Ideally, it would be an editor like Sublime, where you can drag a folder containing HTML files in there (so you can navigate folders and access other files & content), and edit visually...
https://support.apple.com/guide/textedit/work-with-html-docu...
I had hoped that simple HTML would become a better choice than PDF or MS-Word for ordinary people writing for posterity, but unlike old Dreamweaver, almost all HTML tools today produce docs that must be served by a web server (and consist of separate HTML, CSS, JS, img files that get scattered.)
I’m currently using Apple Pages as my “local document editor” (eg for things to be printed), its fine - but doesn’t handle the “edit this HTML file cleanly” mission.
https://github.com/coteditor
https://www.realmacsoftware.com/rapidweaver/
I made a few color scheme changes to increase line height, limit line width, and improve header contrast. The MarkdownEditing plugin is also nice if you use special features like footnotes.
I was thinking to lean into something similar with VS Code - the hypothesis being that VSC is widely used, open source, and a powerful text editor.
Have you / others come across similar plugins? I’d be OK with editing markdown files - would love using a GUI editor. I’m not a fan of writing in markdown with a separate rendered window to the side. Would rather it “feel” like a simple MS Word / Google Docs authoring experience.
* Kompozer
* nVu
* BlueGriffon
(In that order, IIRC.)
- Kompozer - http://kompozer.net/ is offline, last update 2016
- BlueGriffon - just downloaded it. It doesn't seem to run - I just get a frame of an empty window...

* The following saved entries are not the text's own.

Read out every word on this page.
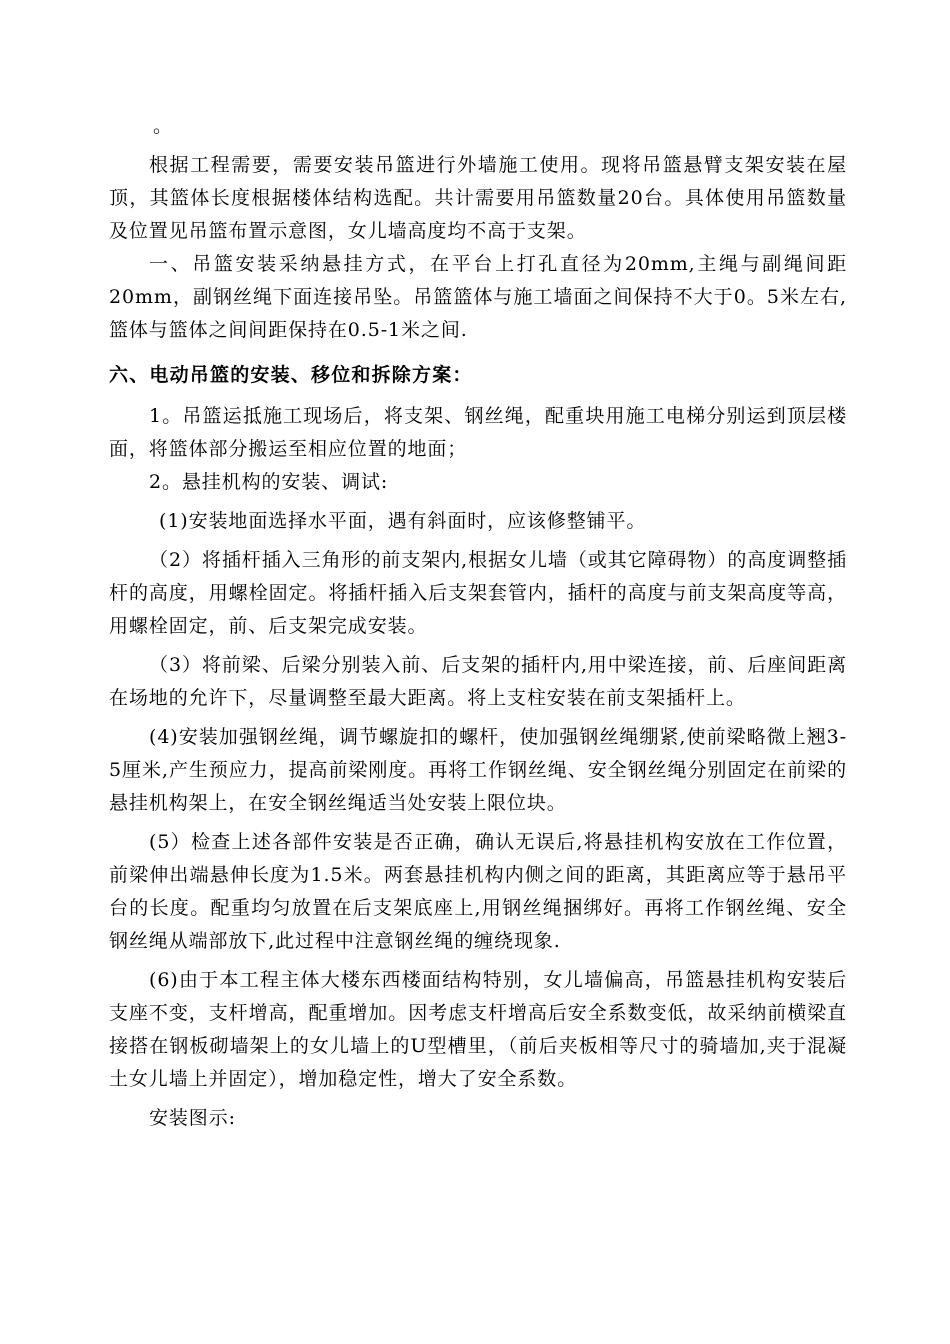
。

根据工程需要，需要安装吊篮进行外墙施工使用。现将吊篮悬臂支架安装在屋顶，其篮体长度根据楼体结构选配。共计需要用吊篮数量20台。具体使用吊篮数量及位置见吊篮布置示意图，女儿墙高度均不高于支架。

一、吊篮安装采纳悬挂方式，在平台上打孔直径为20mm,主绳与副绳间距20mm，副钢丝绳下面连接吊坠。吊篮篮体与施工墙面之间保持不大于0。5米左右,篮体与篮体之间间距保持在0.5-1米之间.

六、电动吊篮的安装、移位和拆除方案：

1。吊篮运抵施工现场后，将支架、钢丝绳，配重块用施工电梯分别运到顶层楼面，将篮体部分搬运至相应位置的地面；

2。悬挂机构的安装、调试:

(1)安装地面选择水平面，遇有斜面时，应该修整铺平。

（2）将插杆插入三角形的前支架内,根据女儿墙（或其它障碍物）的高度调整插杆的高度，用螺栓固定。将插杆插入后支架套管内，插杆的高度与前支架高度等高，用螺栓固定，前、后支架完成安装。

（3）将前梁、后梁分别装入前、后支架的插杆内,用中梁连接，前、后座间距离在场地的允许下，尽量调整至最大距离。将上支柱安装在前支架插杆上。

(4)安装加强钢丝绳，调节螺旋扣的螺杆，使加强钢丝绳绷紧,使前梁略微上翘3-5厘米,产生预应力，提高前梁刚度。再将工作钢丝绳、安全钢丝绳分别固定在前梁的悬挂机构架上，在安全钢丝绳适当处安装上限位块。

(5）检查上述各部件安装是否正确，确认无误后,将悬挂机构安放在工作位置，前梁伸出端悬伸长度为1.5米。两套悬挂机构内侧之间的距离，其距离应等于悬吊平台的长度。配重均匀放置在后支架底座上,用钢丝绳捆绑好。再将工作钢丝绳、安全钢丝绳从端部放下,此过程中注意钢丝绳的缠绕现象.

(6)由于本工程主体大楼东西楼面结构特别，女儿墙偏高，吊篮悬挂机构安装后支座不变，支杆增高，配重增加。因考虑支杆增高后安全系数变低，故采纳前横梁直接搭在钢板砌墙架上的女儿墙上的U型槽里，（前后夹板相等尺寸的骑墙加,夹于混凝土女儿墙上并固定），增加稳定性，增大了安全系数。

安装图示:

The trendy way to do websites now is programmatically generated text, mostly from Javascript. So these are old school tools, but that seemed to be what you were asking for. Perhaps I was wrong.
I was replying on a phone, so no links or anything -- sorry.

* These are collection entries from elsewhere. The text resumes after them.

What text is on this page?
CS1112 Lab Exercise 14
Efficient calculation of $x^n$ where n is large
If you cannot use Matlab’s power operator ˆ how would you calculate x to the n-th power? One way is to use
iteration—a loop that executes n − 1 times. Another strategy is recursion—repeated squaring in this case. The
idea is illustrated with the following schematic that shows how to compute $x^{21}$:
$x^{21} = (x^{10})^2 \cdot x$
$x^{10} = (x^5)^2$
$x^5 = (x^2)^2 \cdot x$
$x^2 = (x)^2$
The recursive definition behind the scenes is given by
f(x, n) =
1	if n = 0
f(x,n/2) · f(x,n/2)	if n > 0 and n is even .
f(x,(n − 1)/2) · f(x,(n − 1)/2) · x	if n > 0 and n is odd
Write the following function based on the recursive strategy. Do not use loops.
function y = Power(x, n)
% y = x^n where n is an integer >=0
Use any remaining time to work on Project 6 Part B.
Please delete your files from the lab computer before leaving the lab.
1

I just downloaded and tried Blue Griffon on macOS Monterey (the latest my Mac will run unaided) and it worked fine and happily opened a local HTML file and displayed it. LGTM.
Seamonkey is active and currently supported. I still use it occasionally.

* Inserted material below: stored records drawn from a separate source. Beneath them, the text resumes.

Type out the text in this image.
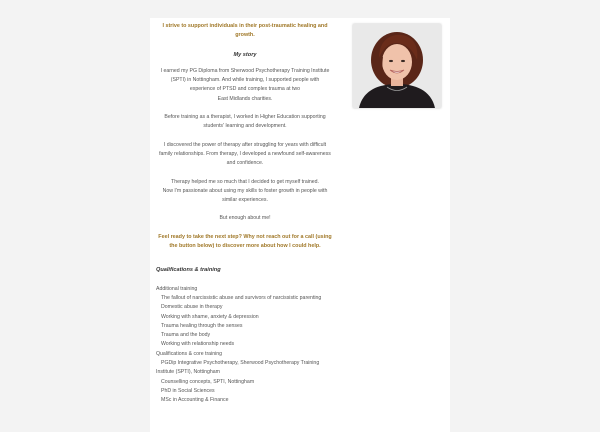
I strive to support individuals in their post-traumatic healing and
growth.
My story

I earned my PG Diploma from Sherwood Psychotherapy Training Institute

(SPTI) in Nottingham. And while training, I supported people with

experience of PTSD and complex trauma at two

East Midlands charities.

Before training as a therapist, I worked in Higher Education supporting

students' learning and development.

I discovered the power of therapy after struggling for years with difficult

family relationships. From therapy, I developed a newfound self-awareness

and confidence.

Therapy helped me so much that I decided to get myself trained.

Now I'm passionate about using my skills to foster growth in people with

similar experiences.

But enough about me!

Feel ready to take the next step? Why not reach out for a call (using

the button below) to discover more about how I could help.

Qualifications & training
Additional training
The fallout of narcissistic abuse and survivors of narcissistic parenting
Domestic abuse in therapy
Working with shame, anxiety & depression
Trauma healing through the senses
Trauma and the body
Working with relationship needs
Qualifications & core training
PGDip Integrative Psychotherapy, Sherwood Psychotherapy Training
Institute (SPTI), Nottingham
Counselling concepts, SPTI, Nottingham
PhD in Social Sciences
MSc in Accounting & Finance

https://www.seamonkey-project.org/
It uses an old version of Gecko, though. It still has a web editor and it still works.
I just updated to:
SeaMonkey 2.53.17.1 Platform: macOS x64 Language: English (UK)
By the way, it's funny that you mentioned Dreamweaver, dv35z, because I experimented with using Dreamweaver as a writing app in the 90s. I still have hundreds of HTML files that include notes and essays I wrote back then using Dreamweaver. Needless to say, I definitely prefer Emacs with Org!
Emacs Org-mode is on my list technologies to check out which have stood the test of time, and may continue to do so...
Another option is Pinegrow, an NW.js desktop-based website development app that uses plain HTML, CSS, and JS, just like Dreamweaver. Its UI is quite complicated, but you can hide what's not necessary for you. It also includes a bare-bones CMS, but it's not mandatory to use. It's not open-source, though.
Pinegrow - this seems to be close to what I'm thinking... a visual HTML editor. But wow, the interface is complicated. Looks like they've crammed AI/ChatGPT into it, a news reader widget (?!). $150/year price tag. - A simple, open-source app along these lines would be great.
I started in plain HTML/refresh IE back in the day, and Dreamweaver (for all its many _many_ flaws) did a great job.
I really wonder how many young web engineers aren’t having their calling realized because of this simple gap - being able to write in a WYSIWYG editor and view the source, alter it, learn what the HTML and CSS were doing, and instantly see the results, was inspiring for me. I wonder how different it would’ve been to have the editor just push the work out to WordPress or whatever and never really get to see the inner workings.
Share this page with people who are passionate about this topic, and perhaps we can gather experts to rally behind an open-source initiative or start one.
I'm currently on the hunt for a notes app and found that. It seems to be a notes app / static site generator wysiwyg that uses HTML.